09 Oct Mixed-use Buildings Set A New Example Of Efficient Building Utilization
The rifts in global politics and the resulting disputes are causing many people to leave their homes. The resulting refugees pose a challenging conundrum for the global community. One the one hand, the massive humanitarian crisis is impossible to overlook and ignore. On the other hand, the countries that are facing the brunt of the problem are those in the immediate vicinity of the conflict areas, and often themselves do lack sufficient resources and infrastructure for their own citizens. In such a scenario, turning away the refugees are seen as controversial, but yet supporting them is too costly. Even with the increase in charitable funding from various organisations and increased individual donations, no amount of money seems to be enough to sufficiently address the gravity of the situation.
In the face of such a conundrum, many designers and architects are turning to their craft in order to make the most of the resources available in order to benefit the most people. Among such architects is 50-year old Mohamed Hamdoun, who has been working on various commercial projects for more than two decades. This project was, as he describes it, ‘his duty towards humanity’. Mohamed Hamdoun had volunteered to work with a non-profit working to look for ways to improve the conditions for the refugees. A key issue identified by Mohamed Hamdoun and his design team was lack of resources, lack of education and lack of any other recreative amenities. His design was small groups of multi-use buildings built with simple and local materials. Since the resources are severely limited, multi-use buildings allow for any resources spent towards construction to be utilised to their maximum. The buildings are fairly large with the option of setting up benches near the peripheries. Thus, it can be used as a school during the morning.
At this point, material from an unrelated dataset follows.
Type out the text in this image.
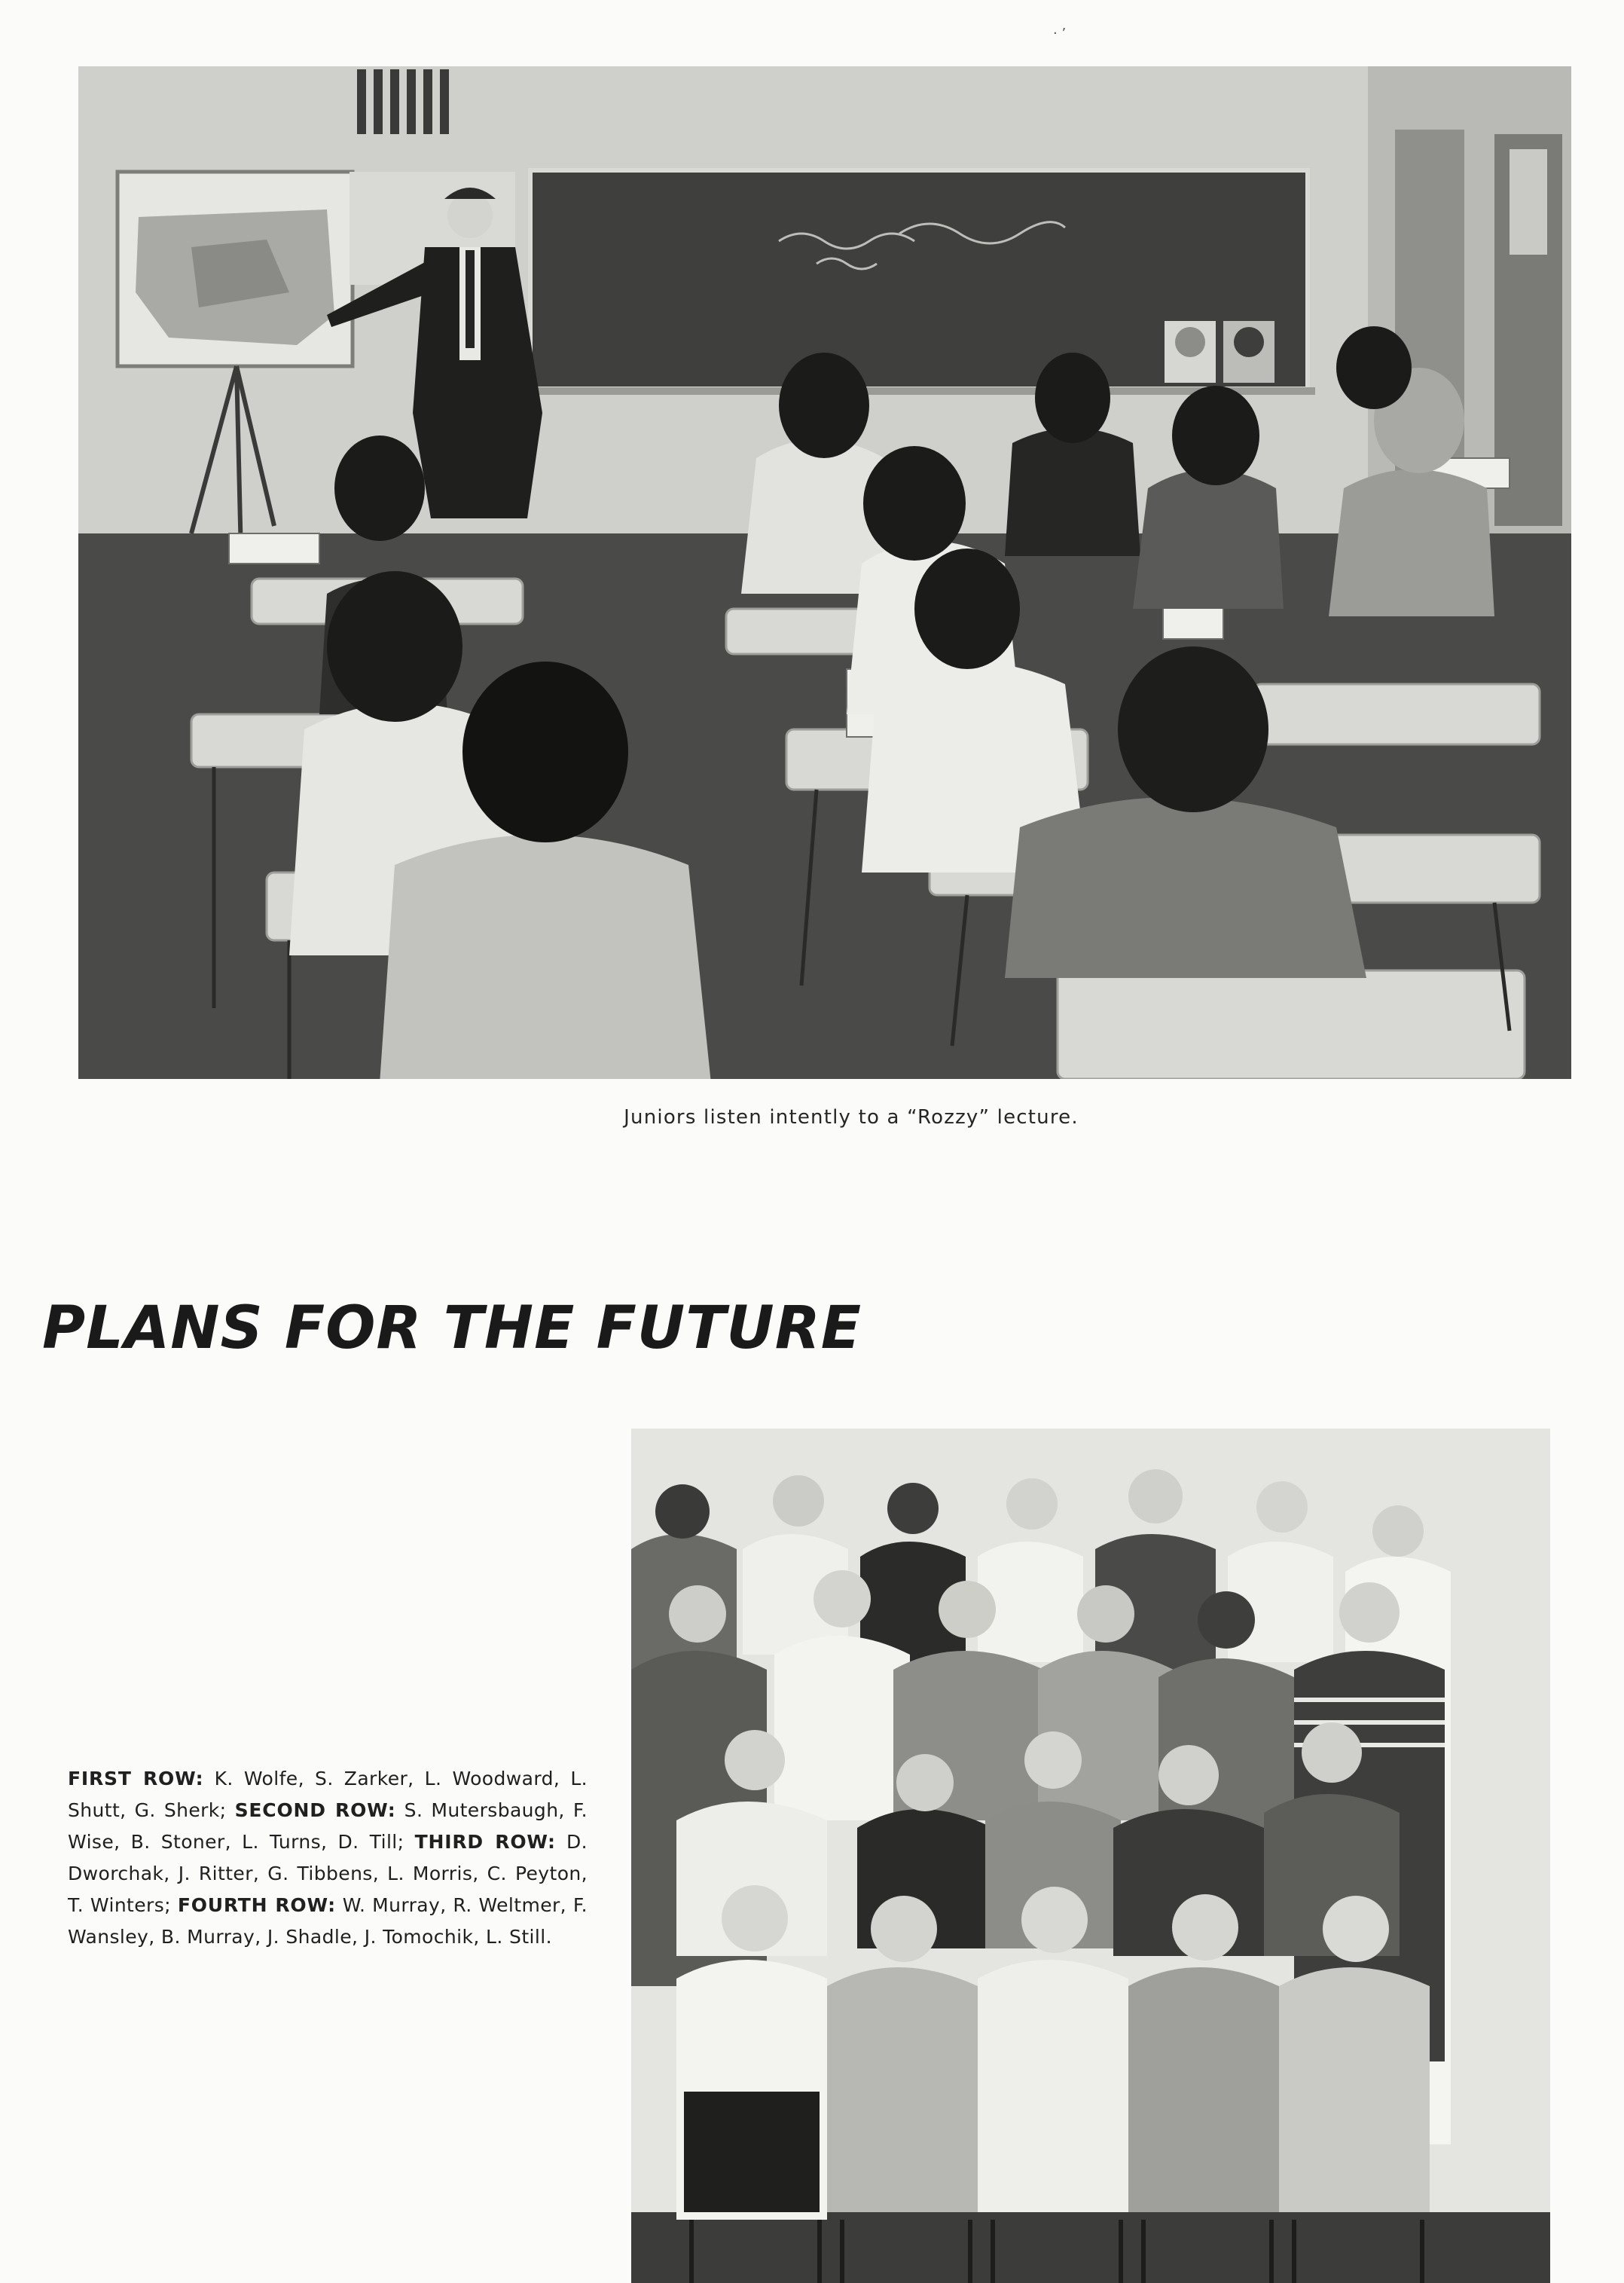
· ’
Juniors listen intently to a “Rozzy” lecture.
PLANS FOR THE FUTURE

FIRST ROW: K. Wolfe, S. Zarker, L. Woodward, L. Shutt, G. Sherk; SECOND ROW: S. Mutersbaugh, F. Wise, B. Stoner, L. Turns, D. Till; THIRD ROW: D. Dworchak, J. Ritter, G. Tibbens, L. Morris, C. Peyton, T. Winters; FOURTH ROW: W. Murray, R. Weltmer, F. Wansley, B. Murray, J. Shadle, J. Tomochik, L. Still.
The arrangement of the desks near the walls allows an open space in the middle. This setting is ideal for a vocational training program. Also, the use of local labour for construction of the buildings is expected to provide opportunities for employment and construction training for the refugees. After classes, the same space can be used for other activities such as distributing aid materials. The desk setup from the classroom can be used for setting up temporary administrative offices. If any devices such as a projector are available as a teaching aid, the same can be used for office use or convert the room into a makeshift movie screening hall for the evening or weekends. The buildings are to be arranged in a group of 6 so as to provide a fairly spacious opening in the middle of them. The open area can be a gathering spot for community events or meetings. This pattern of 6 buildings also makes it so that it can be easily scaled to a sprawling village.
An initial pilot implementation of the concept was built and is already in use by MSF in one of its camps. Meanwhile, Mohamed Hamdoun and his team continue to monitor the effectiveness of the project and the feedback from its users. So far the response has been positive and this presents an interesting way to maximise the limited resources allocated to deal with the problem.